Let's go to the next poll. So what's the most significant-- That's not the right one. The polls-- go to the third one. Let's see-- there we go. What percentage of your AD environment is based-- what percentage of your whole environment is based on AD or Azure AD? We've been beating that horse to death during this past 20 minutes, of how important it is to do things right in AD, but how much of your environment really is AD? We've got 0% to 25%, 25 to 50, 50 to 75, and then 75 or more.
Looks like, so far, everybody's saying that-- I've got one 25 to 50. So I wonder if that's a 25% or 49%? We should have made these maybe a little bit more granular in the choices. But it looks like almost all of us have a very heavy reliance on Active Directory, which makes perfect sense. Active Directory is the dominant directory service in the world. 95% of Fortune 1,000 companies have Active Directory. 85% have Azure Active Directory and that's growing quickly. And in higher ed, it probably skews even a little bit higher than that because of the ease of use and the ubiquitousness of the Active Directory environment. So thank you for your responses there.

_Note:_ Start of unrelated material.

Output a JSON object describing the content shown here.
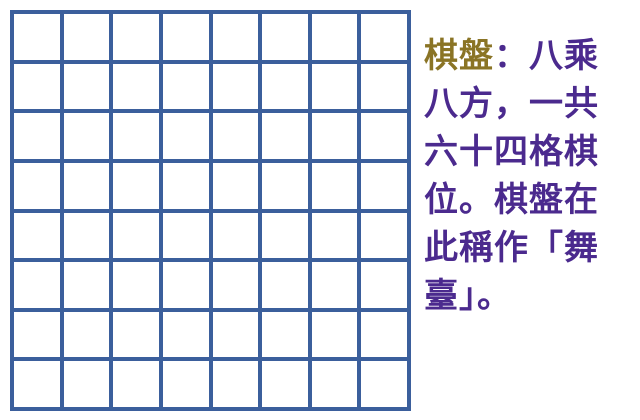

And I'm going to go to the chat and see if we have any questions in the last minute or two. Yeah, we have one question from Richard. With delegated administration, does that mean an admin in the science department will only have access to objects that they control? Yeah, Richard, that's exactly what it means.
So like we were talking about with the Ivy League University-- which happened to be Cornell, by the way-- that was their problem, is that you grant every admin unlimited permissions to do whatever an admin needs to do. That means that a single admin in the science department, in theory, could go and mess up things in the English department, could go mess up things in the administration, could go mess up things in athletics, or whatever. Could do it on purpose, could do it accidentally.
And so the ability to delegate-- you only issue each admin the permissions necessary to do their job, nothing more and nothing less. So it's impossible for them to touch a domain outside of their area. It's impossible, then, for them to run a task that they're not approved to run because you've got it all set up by policy. There's even capabilities of doing temporal groups and time-based tests, where an admin is given elevated rights for only a certain period of time to do certain things. And then once that is done, they're able to roll back. So excellent question, Richard, thank you for that.
Well, we are at the end of our 30 minutes. We promised you 30, and only 30. So I'll leave it there. I thank you all for attending. I hope you found this valuable. Keep an eye out for some contact from your One Identity representative with your exclusive guidance on how to use this stuff. And there's also a special offer on our Password Manager Solution to get you some free password management for the next six months or so.
So thank you very much for attending. I appreciate it and have a great day.